In the 1990s, a therapy called Facilitated Communication swept through clinics and schools working with non-speaking autistic people. The premise was moving: a facilitator would support a patient's arm or hand at a keyboard, and the patient — previously assumed to have limited communication — would type elaborate, articulate sentences. Families were reunited with children they felt they'd never truly known. The therapy attracted passionate advocates and received mainstream media coverage. Then researchers applied a simple test. They showed patients and facilitators different images and asked them to type what they'd seen. When both saw the same image, responses seemed accurate. When they saw different images, the typed responses matched what the facilitator had seen — not the patient. The communication wasn't coming from the patient at all.
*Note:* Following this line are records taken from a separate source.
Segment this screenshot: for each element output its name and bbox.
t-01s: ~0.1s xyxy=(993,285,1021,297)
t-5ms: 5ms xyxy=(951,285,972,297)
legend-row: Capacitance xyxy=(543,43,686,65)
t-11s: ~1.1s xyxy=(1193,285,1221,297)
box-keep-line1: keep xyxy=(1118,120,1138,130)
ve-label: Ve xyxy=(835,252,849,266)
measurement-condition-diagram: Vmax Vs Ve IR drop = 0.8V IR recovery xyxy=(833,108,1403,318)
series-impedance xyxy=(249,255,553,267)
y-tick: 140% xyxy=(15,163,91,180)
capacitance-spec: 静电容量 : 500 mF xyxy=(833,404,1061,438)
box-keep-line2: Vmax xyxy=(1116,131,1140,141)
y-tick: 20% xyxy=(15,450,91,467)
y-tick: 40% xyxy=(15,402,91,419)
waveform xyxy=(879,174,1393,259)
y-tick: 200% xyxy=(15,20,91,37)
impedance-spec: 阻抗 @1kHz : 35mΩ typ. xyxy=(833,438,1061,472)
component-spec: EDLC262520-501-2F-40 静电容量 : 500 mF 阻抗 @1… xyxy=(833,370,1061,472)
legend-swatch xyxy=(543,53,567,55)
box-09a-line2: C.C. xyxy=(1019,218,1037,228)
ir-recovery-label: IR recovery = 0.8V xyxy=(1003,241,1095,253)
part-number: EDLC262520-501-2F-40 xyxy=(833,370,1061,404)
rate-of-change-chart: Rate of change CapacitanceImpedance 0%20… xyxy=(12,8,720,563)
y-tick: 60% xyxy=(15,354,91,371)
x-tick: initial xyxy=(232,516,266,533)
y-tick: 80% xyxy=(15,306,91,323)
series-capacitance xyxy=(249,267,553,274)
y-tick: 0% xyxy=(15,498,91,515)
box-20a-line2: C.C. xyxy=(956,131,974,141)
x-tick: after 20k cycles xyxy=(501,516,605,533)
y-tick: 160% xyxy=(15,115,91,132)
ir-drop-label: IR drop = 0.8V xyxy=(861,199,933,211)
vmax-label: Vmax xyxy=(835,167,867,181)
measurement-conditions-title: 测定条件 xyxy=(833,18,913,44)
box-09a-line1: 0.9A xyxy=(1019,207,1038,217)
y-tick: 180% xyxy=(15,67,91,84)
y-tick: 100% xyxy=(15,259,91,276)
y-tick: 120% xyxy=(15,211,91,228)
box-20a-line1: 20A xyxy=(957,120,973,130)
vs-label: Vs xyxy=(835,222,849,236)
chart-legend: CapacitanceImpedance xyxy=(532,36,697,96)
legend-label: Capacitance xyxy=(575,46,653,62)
The facilitators, almost certainly with no conscious intent to deceive, were guiding the responses themselves — a phenomenon called the ideomotor effect, the same mechanism behind ouija boards. What's striking isn't that the therapy was false. It's that for years, proponents found ways to absorb every contradictory result — the facilitator was nervous, the patient was tired, the test was poorly designed. There was always an explanation that preserved the belief. That reflexive immunity to counter-evidence is the signature of pseudoscience: not that it gets things wrong, but that it has constructed itself so it can never be told it's wrong.

Why It Matters

Knowing the difference between science and pseudoscience isn't a test you pass once and forget. It's a habit of mind you apply constantly, including — especially — to things you want to believe. The hardest cases aren't claims made by strangers. They're claims that feel emotionally resonant, that promise relief or meaning, or that are promoted by people you trust. The structure of scientific thinking offers a practical question you can actually use: what would have to be true for this claim to be wrong, and has anyone seriously tried to find out? If advocates of an idea consistently explain away contradictions, shift the goalposts after each test, or insist that the standard scientific methods don't apply to their subject, these aren't signs of a brave outsider challenging orthodoxy. They're signs of a claim that has insulated itself from reality. This matters because the cost of getting it wrong isn't abstract. People delay treatment for serious conditions. Resources flow toward approaches that don't work. And perhaps most corrosively, trust in the institutions that produce genuine knowledge gets eroded — often deliberately — by those trading in the convincing imitation.

A Question to Ponder

Is there a belief you hold — about health, people, or how the world works — that you've never seriously tried to disprove?